Notre plus belle gloire et nos plus belles richesses, c'est le bien que nous avons fait à nos semblables.

 


Stephenson, rentré chez lui, se remit avec plus de persévérance à chercher le moyen de faire une lampe préservatrice, dont la flamme fût abritée contre le grisou.


Souvent il se faisait descendre dans les galeries, et les ouvriers le voyaient s'approcher, une lumière à la main, des endroits les plus dangereux. Émus alors par le péril que Stephenson courait, ils essayaient de l'arrêter :


- Laissez-moi, répondait-il avec une douce fermeté. Ce que je cherche, c'est à protéger la vie de milliers de travailleurs. Cela vaut bien la peine que je m'expose !


Souvent il faisait, dans sa maison, des expériences avec des gaz semblables au grisou ; et comme, malgré tout ce qu'il avait étudié, il ignorait néanmoins bien des choses, ces expériences n'étaient pas sans danger.


Un jour même, une explosion se produisit ; le plafond s'écroula, détruisant les instruments et les essais de Georges. Georges seul fut respecté, et s'estima fort heureux d'en être quitte pour si peu.
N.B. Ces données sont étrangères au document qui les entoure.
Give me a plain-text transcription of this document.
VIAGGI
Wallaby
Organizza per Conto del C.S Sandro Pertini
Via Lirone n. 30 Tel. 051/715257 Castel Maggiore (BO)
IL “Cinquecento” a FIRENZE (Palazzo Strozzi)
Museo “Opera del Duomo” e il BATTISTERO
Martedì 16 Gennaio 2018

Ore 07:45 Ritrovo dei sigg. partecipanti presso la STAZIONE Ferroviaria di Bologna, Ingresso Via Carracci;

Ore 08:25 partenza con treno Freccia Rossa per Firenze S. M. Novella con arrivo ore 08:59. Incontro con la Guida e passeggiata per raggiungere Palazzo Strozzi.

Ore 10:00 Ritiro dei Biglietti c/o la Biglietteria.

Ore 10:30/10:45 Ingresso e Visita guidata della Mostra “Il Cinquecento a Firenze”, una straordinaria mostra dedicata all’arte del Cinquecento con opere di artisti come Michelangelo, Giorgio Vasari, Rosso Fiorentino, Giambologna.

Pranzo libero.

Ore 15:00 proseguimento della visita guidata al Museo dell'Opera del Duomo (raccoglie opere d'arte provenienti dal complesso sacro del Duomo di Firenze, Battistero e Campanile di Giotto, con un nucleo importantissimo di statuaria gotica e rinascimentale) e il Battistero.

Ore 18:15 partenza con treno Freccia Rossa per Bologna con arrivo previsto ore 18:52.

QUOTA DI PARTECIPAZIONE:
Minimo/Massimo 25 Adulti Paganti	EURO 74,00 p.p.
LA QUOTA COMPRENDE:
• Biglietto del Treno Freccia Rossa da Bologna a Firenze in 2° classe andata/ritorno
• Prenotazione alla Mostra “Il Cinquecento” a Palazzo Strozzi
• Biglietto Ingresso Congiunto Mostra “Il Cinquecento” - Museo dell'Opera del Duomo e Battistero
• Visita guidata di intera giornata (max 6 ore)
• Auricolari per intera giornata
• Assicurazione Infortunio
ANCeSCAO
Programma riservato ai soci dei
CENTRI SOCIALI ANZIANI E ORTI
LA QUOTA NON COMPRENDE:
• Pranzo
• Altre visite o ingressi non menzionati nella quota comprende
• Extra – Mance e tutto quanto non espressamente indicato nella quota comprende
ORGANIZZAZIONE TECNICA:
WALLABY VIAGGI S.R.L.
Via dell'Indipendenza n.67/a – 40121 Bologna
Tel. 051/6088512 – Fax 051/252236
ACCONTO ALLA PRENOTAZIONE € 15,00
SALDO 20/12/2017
Enfin, la lampe préservatrice fut achevée. Un treillis devait garantir la flamme du contact du grisou. Il ne restait qu'à en faire le dangereux essai.


Stephenson se fit descendre au fond du puits avec un ouvrier expérimenté et le contremaître de la mine.


Ce dernier conduisit Stephenson dans une galerie qu'on avait dû abandonner, à cause des gaz meurtriers qui s'échappaient par toutes les fentes avec un bruit aigu de sifflet. Le contremaître s'avança sans lumière dans la galerie, ce qui excluait tout danger.


Il revint bientôt vers Georges en lui affirmant que, s'il introduisait une flamme quelconque, une explosion terrible aurait lieu : c'était la mort. Stephenson sourit.

- "Placez-vous en lieu sûr, dit-il, j'entrerai seul".


Le contremaître et l'ouvrier se mirent en effet à l'abri, tremblant pour la vie de Stephenson, dont ils admiraient le courage. Lui, sa lampe allumée, ne tarda pas à disparaître dans les profonds détours des galeries.


Dès qu'il fut entré dans le courant d'air meurtrier, la lumière de sa lampe s'éleva subitement ; on eût dit que l'appareil s'enflammait. Puis elle diminua, et s'éteignit.


Il revint vers ses deux compagnons et leur raconta ce qui s'était passé, en les suppliant de se rapprocher assez pour être témoins eux-mêmes de la chose. Ils s'y décidèrent, et ce qui avait eu lieu la première fois se renouvela exactement sans la moindre explosion.


Georges, après avoir attentivement étudié l'effet de sa lampe, expliqua à ses deux compagnons les perfectionnements qui restaient encore à y ajouter.
Puis il se remit à son travail opiniâtre, et la lampe, refaite de nouveau, fut essayée le 4 novembre.


Elle était enfin complète ; elle atteignait à merveille le but proposé. Les houilleurs reconnaissants la baptisèrent aussitôt du nom de son inventeur, et l'appelèrent un georget.


Cependant, mes amis, cinq jours après l'essai de la lampe de Stephenson, un grand savant anglais, Davy, présentait à la Société royale ou Académie de Londres, une autre lampe de sûreté.


Comme Davy était un savant célèbre, et Stephenson un pauvre travailleur ignoré, la lampe de Davy obtint aussitôt la renommée : elle fut seule connue de toute l'Angleterre, et bientôt du monde entier.

Le georget des houilleurs de Newcastle resta connu d'eux seulement. Si donc Stephenson n'avait eu que ce titre de gloire, son nom ne fût pas passé à la postérité.


Mais Georges ne s'arrêta pas là. Au lieu de se laisser décourager par cet échec de la fortune, il s'émerveilla au contraire de voir qu'il s'était rencontré avec un savant illustre, et il s'encouragea lui-même à travailler plus encore, afin d'arriver toujours plus haut.